If you really embrace "local first" just use the file system, and the user can choose from many solutions like git, box, etc.
I hate signing up for your sync just as much as any other SAAS, but it's even more opaque and likely to break.
If you really embrace "local first" just use the file system, and the user can choose from many solutions like git, box, etc.
I hate signing up for your sync just as much as any other SAAS, but it's even more opaque and likely to break.
First is that yeah, local first, but I also want concurrency. If it's just local first, you're right, any old sync will do. But I want more than that. I want to not have to think (a la dropbox, being slick). I want my wife and I to be able to make separate edits on our phones when we're in a dead zone.
Second is that sync works a lot better when it has deep knowledge of the data structure and semantics. Git and box both have significant shortcomings, but both exacerbated by the concurrency desire.

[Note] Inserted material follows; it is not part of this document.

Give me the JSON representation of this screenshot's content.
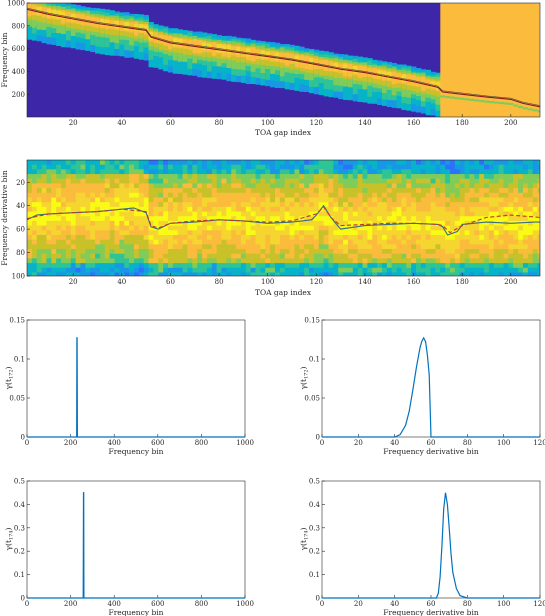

If files are insufficient, what data-structure would make modular sync possible for multiple applications in an OS?
And I’m not suggesting one doesn’t exist, I’m challenging to present a comprehensive solution, that probably involved operating systems.
> I want my wife and I to be able to make separate edits on our phones when we're in a dead zone.
Files do this.
I think it boils down to provenance and concurrency. If we edit the same line a file, that's ba merge conflict when it really should be simple and something I shouldn't have to bother with. And when we do do the same line edit, I'd love to have provenance on that data.
Granted, those aren't local first thing exactly, but I think there will be apps that want all of that.